Calendar_and_Break_Your_Addiction_to_Meetings_-_Elizabeth_Grace_Saunders_-_Harvard_Business_Review
Calendar_and_Break_Your_Addiction_to_Meetings_-_Elizabeth_Grace_Saunders_-_Harvard_Business_Review

5. Reduce the number of people attending the meeting.

Writing for the American Management Association, Jon Petz,suggests:

Stamp out “Over-Invitation Syndrome.” … Stop cannibalizing time. Invite only the key stakeholders who can then elect to invite others on their team as needed. The ability of a group to make a decision exponentially decreases as the number of attendees increases. Invite people solely based on their value in the meeting.

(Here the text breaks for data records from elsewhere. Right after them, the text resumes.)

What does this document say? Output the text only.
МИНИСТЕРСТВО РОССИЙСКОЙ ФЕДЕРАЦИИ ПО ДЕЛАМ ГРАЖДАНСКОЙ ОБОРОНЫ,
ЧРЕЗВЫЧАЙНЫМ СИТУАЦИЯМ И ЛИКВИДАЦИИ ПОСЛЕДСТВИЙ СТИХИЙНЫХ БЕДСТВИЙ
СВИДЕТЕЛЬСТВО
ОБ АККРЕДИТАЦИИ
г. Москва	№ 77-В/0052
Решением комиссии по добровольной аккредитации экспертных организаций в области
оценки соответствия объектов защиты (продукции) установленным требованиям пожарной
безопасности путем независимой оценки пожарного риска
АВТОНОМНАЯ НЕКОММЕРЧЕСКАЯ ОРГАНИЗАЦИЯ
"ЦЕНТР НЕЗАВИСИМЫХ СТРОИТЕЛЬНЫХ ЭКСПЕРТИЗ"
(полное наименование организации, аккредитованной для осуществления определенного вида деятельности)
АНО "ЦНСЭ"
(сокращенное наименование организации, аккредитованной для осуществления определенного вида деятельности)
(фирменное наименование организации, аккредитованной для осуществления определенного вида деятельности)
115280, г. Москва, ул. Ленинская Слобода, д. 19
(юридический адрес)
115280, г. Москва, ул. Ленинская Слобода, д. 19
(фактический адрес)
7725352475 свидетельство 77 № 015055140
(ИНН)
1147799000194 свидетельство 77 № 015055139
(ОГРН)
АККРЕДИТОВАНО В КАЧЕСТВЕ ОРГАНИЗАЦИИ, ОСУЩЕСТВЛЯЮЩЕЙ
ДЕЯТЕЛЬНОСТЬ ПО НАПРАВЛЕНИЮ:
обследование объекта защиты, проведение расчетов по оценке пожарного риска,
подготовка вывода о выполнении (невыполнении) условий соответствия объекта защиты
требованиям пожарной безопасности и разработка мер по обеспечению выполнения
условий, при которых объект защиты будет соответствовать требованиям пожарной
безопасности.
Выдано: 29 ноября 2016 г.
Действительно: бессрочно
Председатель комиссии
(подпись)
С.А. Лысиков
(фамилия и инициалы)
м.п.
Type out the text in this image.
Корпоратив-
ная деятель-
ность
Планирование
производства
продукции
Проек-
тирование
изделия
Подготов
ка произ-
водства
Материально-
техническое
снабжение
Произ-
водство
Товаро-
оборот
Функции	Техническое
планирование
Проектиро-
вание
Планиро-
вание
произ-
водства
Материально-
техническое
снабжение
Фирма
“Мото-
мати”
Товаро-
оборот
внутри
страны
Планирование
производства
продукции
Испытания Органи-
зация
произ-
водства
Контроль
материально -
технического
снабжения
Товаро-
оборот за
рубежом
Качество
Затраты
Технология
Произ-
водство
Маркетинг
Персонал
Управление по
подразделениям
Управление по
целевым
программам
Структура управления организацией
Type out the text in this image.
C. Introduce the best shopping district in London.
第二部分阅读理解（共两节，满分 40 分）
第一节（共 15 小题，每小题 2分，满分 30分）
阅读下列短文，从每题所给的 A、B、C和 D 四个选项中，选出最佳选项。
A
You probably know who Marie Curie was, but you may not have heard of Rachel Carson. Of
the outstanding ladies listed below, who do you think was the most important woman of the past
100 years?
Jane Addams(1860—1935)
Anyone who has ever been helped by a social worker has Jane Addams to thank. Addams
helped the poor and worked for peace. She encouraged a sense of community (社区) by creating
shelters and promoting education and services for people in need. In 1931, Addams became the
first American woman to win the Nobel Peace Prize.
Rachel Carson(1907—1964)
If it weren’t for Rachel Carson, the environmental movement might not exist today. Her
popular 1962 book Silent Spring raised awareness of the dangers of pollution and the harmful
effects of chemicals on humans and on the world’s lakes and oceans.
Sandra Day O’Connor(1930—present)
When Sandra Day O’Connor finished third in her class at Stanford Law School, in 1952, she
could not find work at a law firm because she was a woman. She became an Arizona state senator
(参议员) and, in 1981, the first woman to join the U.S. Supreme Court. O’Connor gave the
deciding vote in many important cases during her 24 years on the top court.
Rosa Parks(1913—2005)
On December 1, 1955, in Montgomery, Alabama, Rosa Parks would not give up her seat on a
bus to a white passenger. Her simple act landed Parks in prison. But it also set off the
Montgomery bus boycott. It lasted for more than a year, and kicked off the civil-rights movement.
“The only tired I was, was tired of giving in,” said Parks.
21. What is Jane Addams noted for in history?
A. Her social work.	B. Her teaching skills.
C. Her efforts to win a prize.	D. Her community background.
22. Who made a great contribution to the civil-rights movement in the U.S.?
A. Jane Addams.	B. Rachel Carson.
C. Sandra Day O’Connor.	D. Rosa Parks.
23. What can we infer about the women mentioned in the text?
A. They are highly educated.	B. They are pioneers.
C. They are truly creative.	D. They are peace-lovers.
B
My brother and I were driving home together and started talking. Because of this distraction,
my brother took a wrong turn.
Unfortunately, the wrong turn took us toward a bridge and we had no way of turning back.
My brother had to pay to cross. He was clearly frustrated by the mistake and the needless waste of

6. Try the 22 Minute Meeting

This is a great five minute video on the 22-minute meetings. Please note that I do not endorse the innuendo in the video, but it is a great video nevertheless.

The 22 Minute Meeting Video. https://www.youtube.com/watch?v=z6536UbT_QA

The 22 Minute Meeting Poster http://www.22minutemeeting.info/22MinuteMeetingPoster.pdf

Summary

By cutting down on the number of meetings you’re in, you’ll free the people around you to make reasonable choices without always looking to you for input. That will automatically reduce the number of meetings you need to attend, and instill more confidence in your team. And if you’re using that time to shape strategy and set clear priorities, your team will make the right decisions — whether or not you’re in the room.

You will save time and money and your staff will love you for it!

*You will need to do your own calculations but mine are based on a normal 36 week school year a seven period day, and conservative salaries (not including benefit cost) for teacher and administrator time.